甚至,當她知道自己必須要換水靈悠一顆腎才能繼續活下去時,她覺得那是對自己的一種折磨和侮辱。
所以,直到現在她都不願意承認,自己是因爲有了那顆腎才活了下來。
這一刻,在聽到身體髮膚受之父母,她想要拿回便是這句話,心裡觸動堪比遭受了強震,讓她不敢相信,這份淡定安然會是一個比她還有小的女孩表現出來的。
張誠斂起笑容,挺直腰桿,擡眸看向窗外,那抹像玉蘭高潔的背影早已不見蹤影,他雙手插進褲兜,聲音裡透着心疼:“即使要哭,要發泄,她都會倔強地把門關起來。哪怕忍到痛徹心扉,在外人面前她也會堅強的像個高貴的公主。而你,我心目中曾經唯一的女神,你看看你現在是什麼樣子,稍稍有一點不高興了,不是口出惡言,就是給扇人耳光”
後面的話他沒有再說下去,哽咽的滾動了一下喉頭,然後起步推着自己的行李箱向外面走去,淡淡的留下一句:“我去改簽航班,等我回來後,你如果還執意用孩子換取婚姻,我答應你。”
水清墨納木的站在咖啡館裡,任由許多道蔑視、譏諷的目光砸向,腦子就是無法迴路。
兩行淚像決堤的洪水氾濫肆流。
她從來不知道,十幾年來,標杆着走高貴公主路線的自己,原來在心愛的男人心裡竟然連一個生活在孤兒院的低賤女都不如。

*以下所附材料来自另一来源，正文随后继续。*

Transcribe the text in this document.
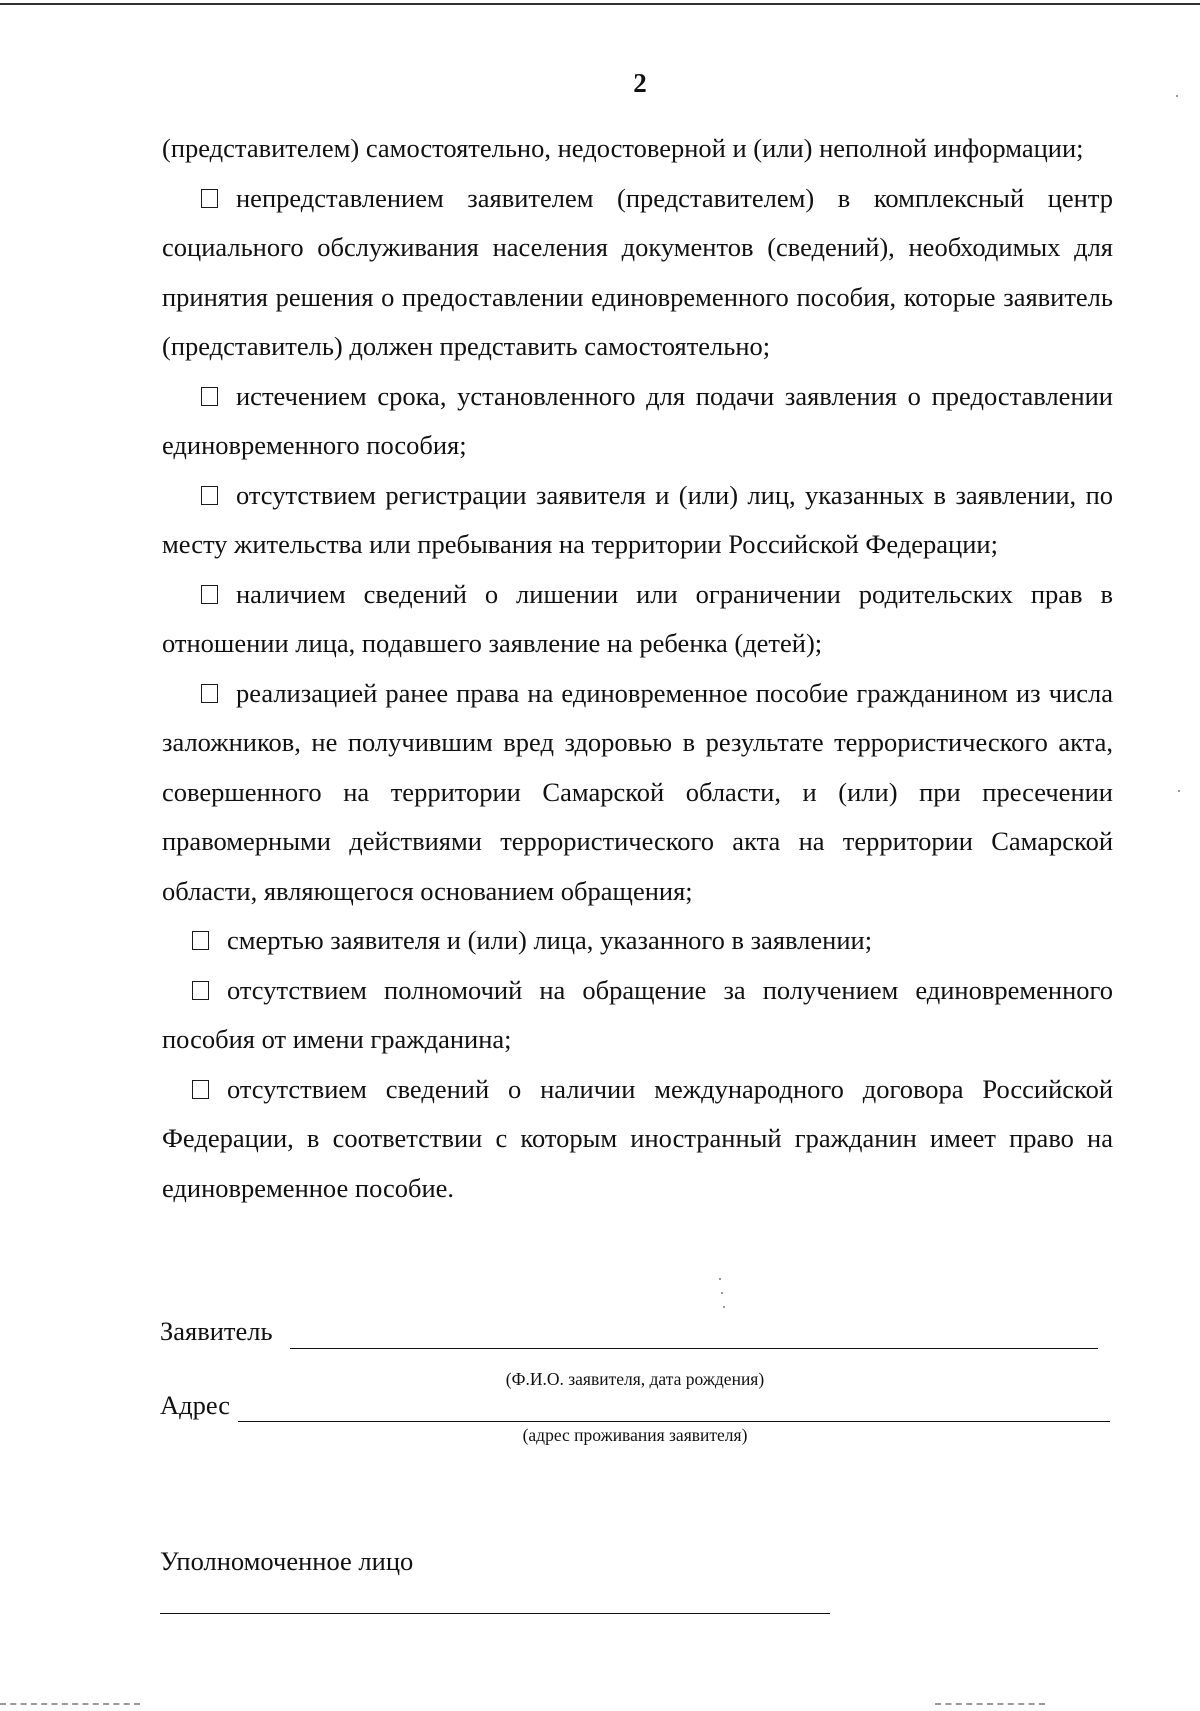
2

(представителем) самостоятельно, недостоверной и (или) неполной информации;

непредставлением заявителем (представителем) в комплексный центр социального обслуживания населения документов (сведений), необходимых для принятия решения о предоставлении единовременного пособия, которые заявитель (представитель) должен представить самостоятельно;

истечением срока, установленного для подачи заявления о предоставлении единовременного пособия;

отсутствием регистрации заявителя и (или) лиц, указанных в заявлении, по месту жительства или пребывания на территории Российской Федерации;

наличием сведений о лишении или ограничении родительских прав в отношении лица, подавшего заявление на ребенка (детей);

реализацией ранее права на единовременное пособие гражданином из числа заложников, не получившим вред здоровью в результате террористического акта, совершенного на территории Самарской области, и (или) при пресечении правомерными действиями террористического акта на территории Самарской области, являющегося основанием обращения;

смертью заявителя и (или) лица, указанного в заявлении;

отсутствием полномочий на обращение за получением единовременного пособия от имени гражданина;

отсутствием сведений о наличии международного договора Российской Федерации, в соответствии с которым иностранный гражданин имеет право на единовременное пособие.

Заявитель
(Ф.И.О. заявителя, дата рождения)
Адрес
(адрес проживания заявителя)
Уполномоченное лицо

而,她費盡心思委屈自己維持的溫婉賢淑、嬌柔可人的形象早已在換腎這半年時間裡盡毀。
可笑的是她竟然後知後覺的需要別人來提醒。
過了很久,很久。
久到水清墨彷彿覺得過了一個世紀。
直到廣播裡響起一個悠揚甜美的聲音告知服務檯有人留東西給她,她才從恍惚中逐漸清醒過來。

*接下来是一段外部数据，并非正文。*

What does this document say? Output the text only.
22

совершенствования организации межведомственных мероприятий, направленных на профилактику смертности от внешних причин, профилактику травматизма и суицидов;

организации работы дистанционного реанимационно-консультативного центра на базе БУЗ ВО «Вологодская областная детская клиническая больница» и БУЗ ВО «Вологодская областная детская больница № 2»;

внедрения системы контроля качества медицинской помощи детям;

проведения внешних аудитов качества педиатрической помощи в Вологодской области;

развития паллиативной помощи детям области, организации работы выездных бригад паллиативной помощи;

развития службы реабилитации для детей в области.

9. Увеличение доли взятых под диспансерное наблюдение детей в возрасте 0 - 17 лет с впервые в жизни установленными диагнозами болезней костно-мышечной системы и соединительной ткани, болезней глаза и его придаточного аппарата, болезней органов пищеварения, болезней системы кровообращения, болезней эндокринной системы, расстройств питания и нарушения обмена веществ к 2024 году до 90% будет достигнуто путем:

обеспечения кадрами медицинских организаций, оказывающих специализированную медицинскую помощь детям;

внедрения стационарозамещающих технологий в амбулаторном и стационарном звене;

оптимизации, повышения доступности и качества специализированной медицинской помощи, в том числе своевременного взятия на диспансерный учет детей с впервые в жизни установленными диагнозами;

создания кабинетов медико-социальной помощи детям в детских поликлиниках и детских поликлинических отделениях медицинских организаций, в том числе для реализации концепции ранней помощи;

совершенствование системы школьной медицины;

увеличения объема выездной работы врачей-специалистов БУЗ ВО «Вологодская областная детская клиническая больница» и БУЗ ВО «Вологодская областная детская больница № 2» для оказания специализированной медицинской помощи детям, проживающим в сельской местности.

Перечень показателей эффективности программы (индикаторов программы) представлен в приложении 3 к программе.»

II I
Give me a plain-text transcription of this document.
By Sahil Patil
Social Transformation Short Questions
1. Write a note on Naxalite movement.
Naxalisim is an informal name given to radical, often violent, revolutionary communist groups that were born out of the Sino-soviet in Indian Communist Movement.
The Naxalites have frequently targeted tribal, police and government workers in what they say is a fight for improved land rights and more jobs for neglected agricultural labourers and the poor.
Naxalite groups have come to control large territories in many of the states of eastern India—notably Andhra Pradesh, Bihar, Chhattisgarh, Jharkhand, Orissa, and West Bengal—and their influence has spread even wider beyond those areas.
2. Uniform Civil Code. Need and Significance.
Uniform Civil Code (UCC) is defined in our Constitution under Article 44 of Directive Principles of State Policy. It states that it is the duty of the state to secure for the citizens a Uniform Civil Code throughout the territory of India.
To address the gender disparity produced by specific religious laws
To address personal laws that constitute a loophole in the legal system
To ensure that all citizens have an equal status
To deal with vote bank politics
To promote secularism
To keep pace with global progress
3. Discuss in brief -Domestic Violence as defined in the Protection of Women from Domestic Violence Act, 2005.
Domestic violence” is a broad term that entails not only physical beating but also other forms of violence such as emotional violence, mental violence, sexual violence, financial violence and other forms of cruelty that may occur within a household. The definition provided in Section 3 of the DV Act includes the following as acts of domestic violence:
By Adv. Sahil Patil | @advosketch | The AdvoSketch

漠視掉旁人光明正大的竊竊私語,屈膝從地上撿起隨身攜帶的包包,像丟了魂兒一樣搖晃着走出了咖啡館。
登機口處。
長椅上坐滿了候機的乘客,張誠就是其中的一個。他不言不語,面上沒有一絲喜怒。
助理掛斷手機走到張誠身前,畢恭畢敬:“張總,服務檯說清墨小姐已經將東西取走了。”
張誠靜默了幾分鐘,才低沉的說:“我知道了”
助理動了動脣,欲言又止。
張誠起身,雙手插進西裝褲兜,徑直向窗前走去,望着停機坪上的許多駕飛機,薄脣幽幽而啓:“陶子,不用擔心,這世界上誰都有可能想不開尋短見,獨獨她不會。”